Unfortunately, there's not much else I can come up with without more information. As always, reproducing the problem in a minimal stripped down demo (preferably just a small snippet in the Demos project) for me to look at is the quickest way for me to figure it out.

Re: Rigidbody sticking to mesh like fly paper

Posted: Wed Jan 22, 2020 2:30 am
by phr00t
1) i7-4790 CPU, Windows 7 Home 64 bit, 16GB RAM. NVIDIA GTX 770.
2 & 3) It is not self-contained. I'll check that the client didn't install any weird SDK. It is interesting to note that the machine is running a rather old OS... but still should be compatible.
4) The funny thing is, the problem is very reliable and consistent on this tester's machine. 100% of the time any contact happens, there is a huge CPU spike and physics processing gets backed up and laggy. If it was related to asynchronous access or race conditions, I'd expect it to be much less predictable.

Seems to be CPU spike related: https://www.youtube.com/watch?v=DbjIrPC5Mck

Will post as I gather more information...

Re: Rigidbody sticking to mesh like fly paper

Posted: Wed Jan 22, 2020 5:40 pm
by phr00t
Solution found!

The tester's machine seemed to not have enough free cores available to process contact processing and everything else I was doing with the 3D engine.
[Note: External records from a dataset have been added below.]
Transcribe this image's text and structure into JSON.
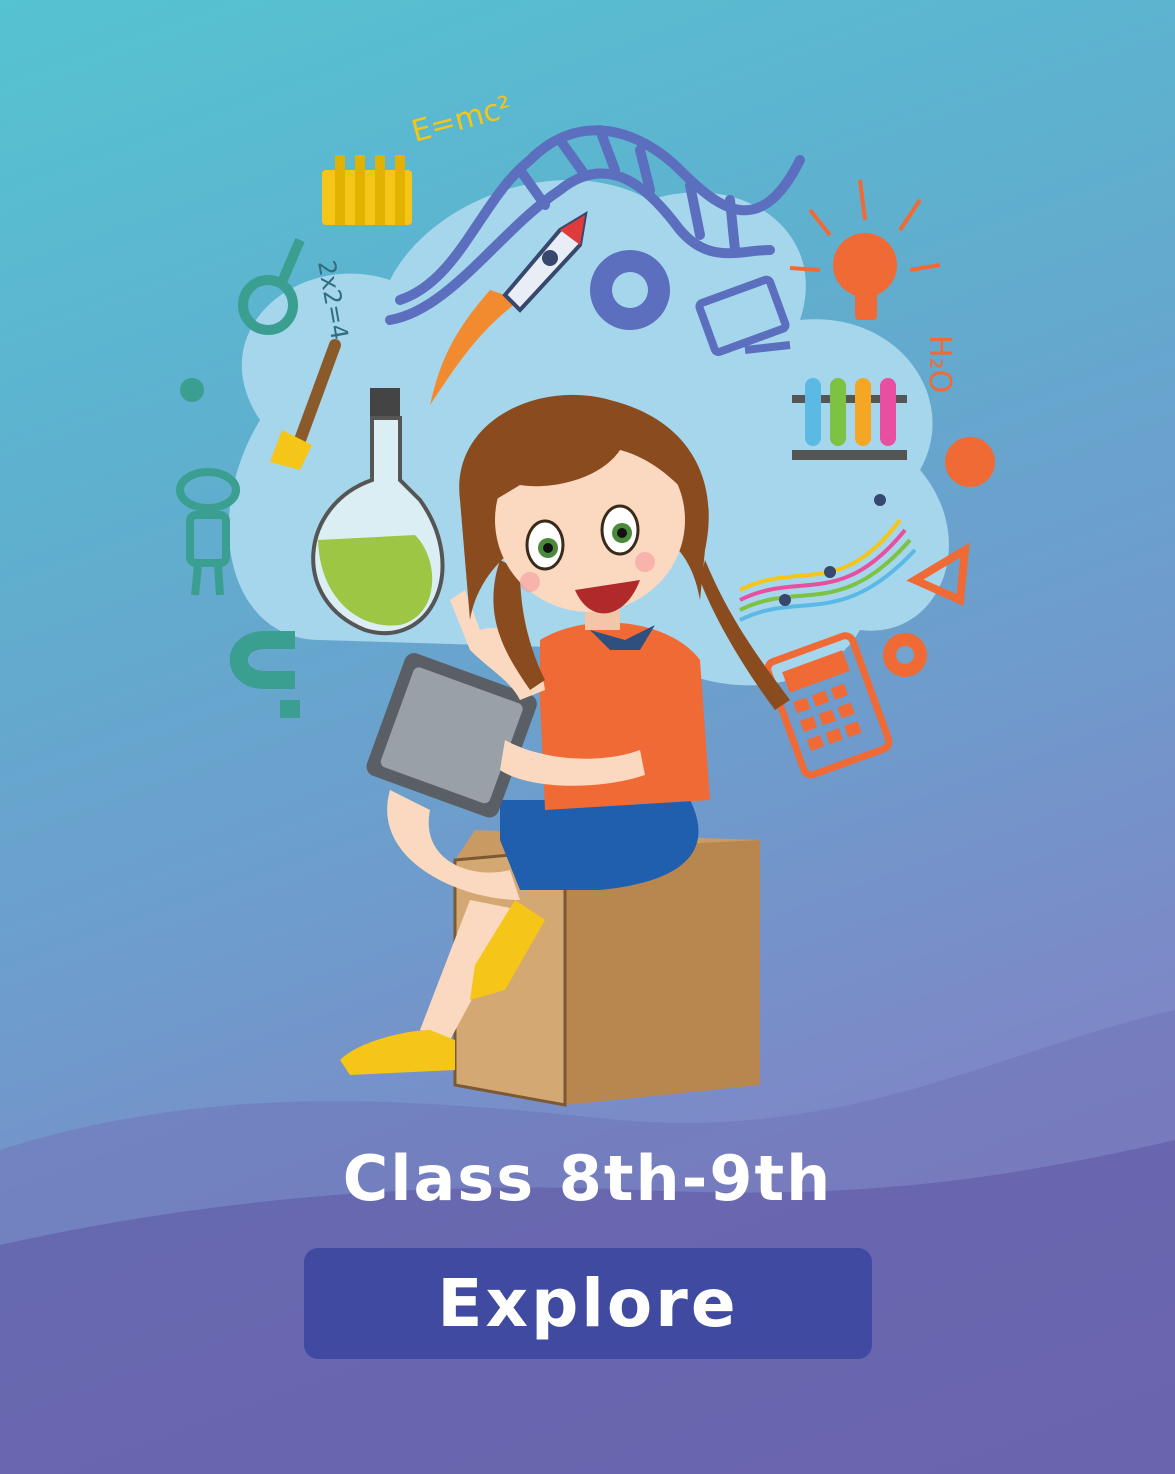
{
  "card": {
    "title": "Class 8th-9th",
    "button_label": "Explore",
    "formula_text": "E=mc²",
    "math_text": "2x2=4",
    "chem_text": "H₂O"
  },
  "colors": {
    "background_top": "#55c3d1",
    "background_bottom": "#8b79c2",
    "button": "#3f4aa0",
    "accent_orange": "#f06a35",
    "accent_yellow": "#f5c518"
  },
  "icons": [
    "dna-icon",
    "rocket-icon",
    "gear-icon",
    "monitor-icon",
    "lightbulb-icon",
    "test-tubes-icon",
    "flask-icon",
    "magnifier-icon",
    "paintbrush-icon",
    "robot-icon",
    "magnet-icon",
    "calculator-icon",
    "music-notes-icon",
    "triangle-icon",
    "abacus-icon"
  ]
}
I had to reduce thread count and thread overhead of the engine itself, which freed up enough cores for physics to properly process.

What led to this breakthrough was disabling my cores, down to just 3 for this game (using Windows 10 Task Manager), to reproduce this lagging issue on my machine.

Re: Rigidbody sticking to mesh like fly paper

Posted: Thu Jan 23, 2020 12:29 am
by Norbo
Hmm... careful, monsters may still lurk.

Oversubscription can definitely hurt performance, but it typically manifests as a gradual degradation. For example, if I launch 8 jobs that each use every reported hardware thread (so a total of 16 threads per physical core on 2-way SMT), it'll be worse than 8x slower per job, but not 500x worse.

For the kind of massive performance cliff showed in the video, I would guess something really nasty is going on, especially given how simple the simulation is. It's hard to say exactly what- overprioritized threads stealing timeslices, synchronization primitives joining into a dark ritual circle, or even more indirect causes like oversubscription->increased frequency of race conditions->corruption (I keep harping on it, but such things always have to be kept in mind when dealing with 'weird inexplicable behavior').